OK, the title of this blog post is blunter than David Chapman's "Effing the ineffable," but what I said is pretty much the point of his well-written and entertaining essay.
A few months ago I talked about discovering Chapman's web sites, which offer a pleasingly dizzying perspective on matters philosophical, scientific, spiritual, and mystical.
His take on ineffability, plus related subjects, was equally interesting reading. Chapman said stuff that I've vaguely understood in a roughly similar fashion, but hadn't been able to pin down so clearly.
Here's some excerpts from his piece, which deserves to be read in its entirety.
In my next few posts, I am going to criticize a particular “mystical” understanding of enlightenment that is common among Western Buddhists. It is the idea that meditation is the examination of inner experience in order to discover your True Self, which is unified with The Absolute (alias God), which is the transcendant source of goodness and is the entire universe, all of which are One.
...The experience of discovering The Ultimate Truth is said to be ineffable: impossible to talk about. However, believers proceed to eff about it at great length. Is this not odd?
Their effing explains what the experience means. Invariably, what it “means” is some Big Cosmic Theory Of Life, The Universe, And Everything. The metaphysical stuff is supposedly proved by the experience. For example, we know you can become God, because Maura O’Halloran felt weird one day. (And other people have felt weird in exactly the same way back to Gautama Buddha!)
Mystics use ineffability to deflect objections to their Big Cosmic Theories two ways:
- Ineffability is supposed to make enlightenment experiences a very special and holy mystery.
- Ineffability is supposed to make it impossible to argue against the Big Cosmic Theory, because arguments use words.
Here I intend to strip away those defenses, as preparation for arguing (in my next few posts) against the mystical theory of enlightenment.
What is the experience of eating a chocolate brownie like? Can you describe it?
I believe it is ineffable. There is nothing you can say about chocolate that would mean anything to someone who has not tasted it.

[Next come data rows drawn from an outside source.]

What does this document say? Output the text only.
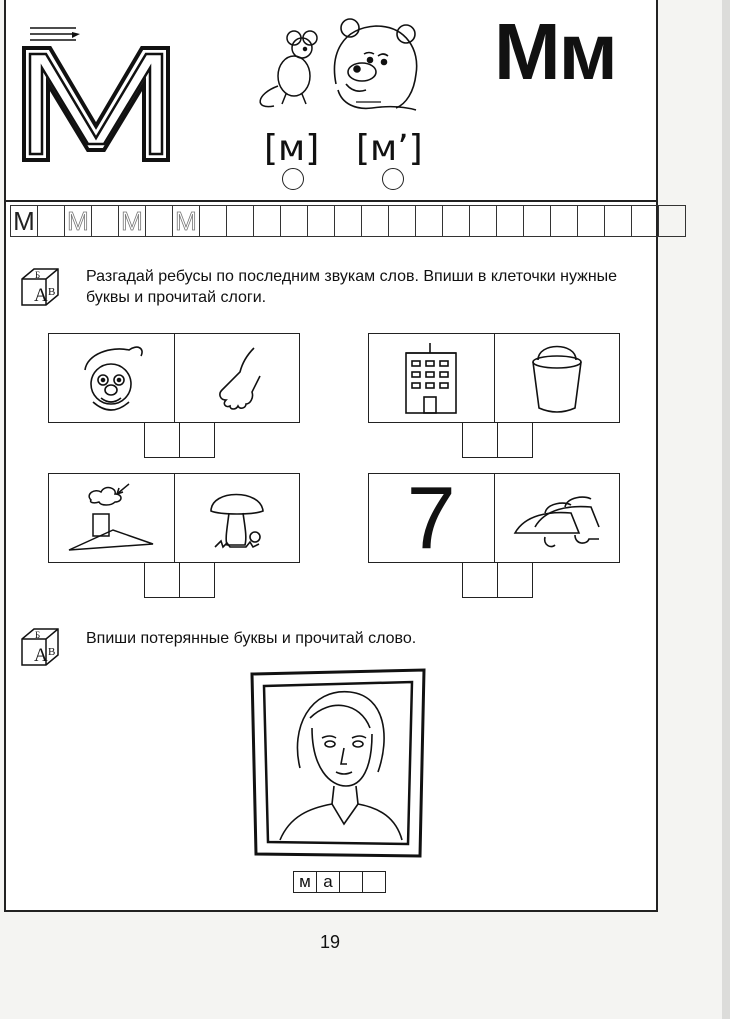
[м] [м’]
Мм
М М М М
А
Б
В
Разгадай ребусы по последним звукам слов. Впиши в клеточки нужные буквы и прочитай слоги.
7
А
Б
В
Впиши потерянные буквы и прочитай слово.
м а
19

Chocolate brownies are one of my favorite things—but I don’t think their ineffability is a big deal.
All experiences are ineffable. The best we can ever do is say “it’s like this other thing.”
There’s nothing that’s much like chocolate. Dramatic meditation experiences are also not much like anything else. But chocolate is not a special holy mystery. No one thinks the experience of chocolate implies anything about The Ultimate Nature of Reality.
So, if meditation experiences have metaphysical implications, it is not because they are ineffable.
...Immediately after declaring enlightenment ineffable, some folks eff about it until the cows have gone to bed. If you don’t accept their metaphysical claims, they may retreat to “it’s ineffable, and moreover you haven’t had the experience, so you’re not qualified to question it.” This is a shield against all possible inquiry.
They want to have their chocolate brownies and eat them too. They get to eff, because they are enlightened—or they know someone who was enlightened, or they read a book by someone who was enlightened. But you can’t object, because it’s ineffable.
This doesn’t work. If it’s ineffable, no one can eff it. If enlightenment experiences have effable metaphysical implications, the effing has to stand on its own two feet. “I had an amazing experience that I can’t say anything about, therefore God exists” is a non-starter.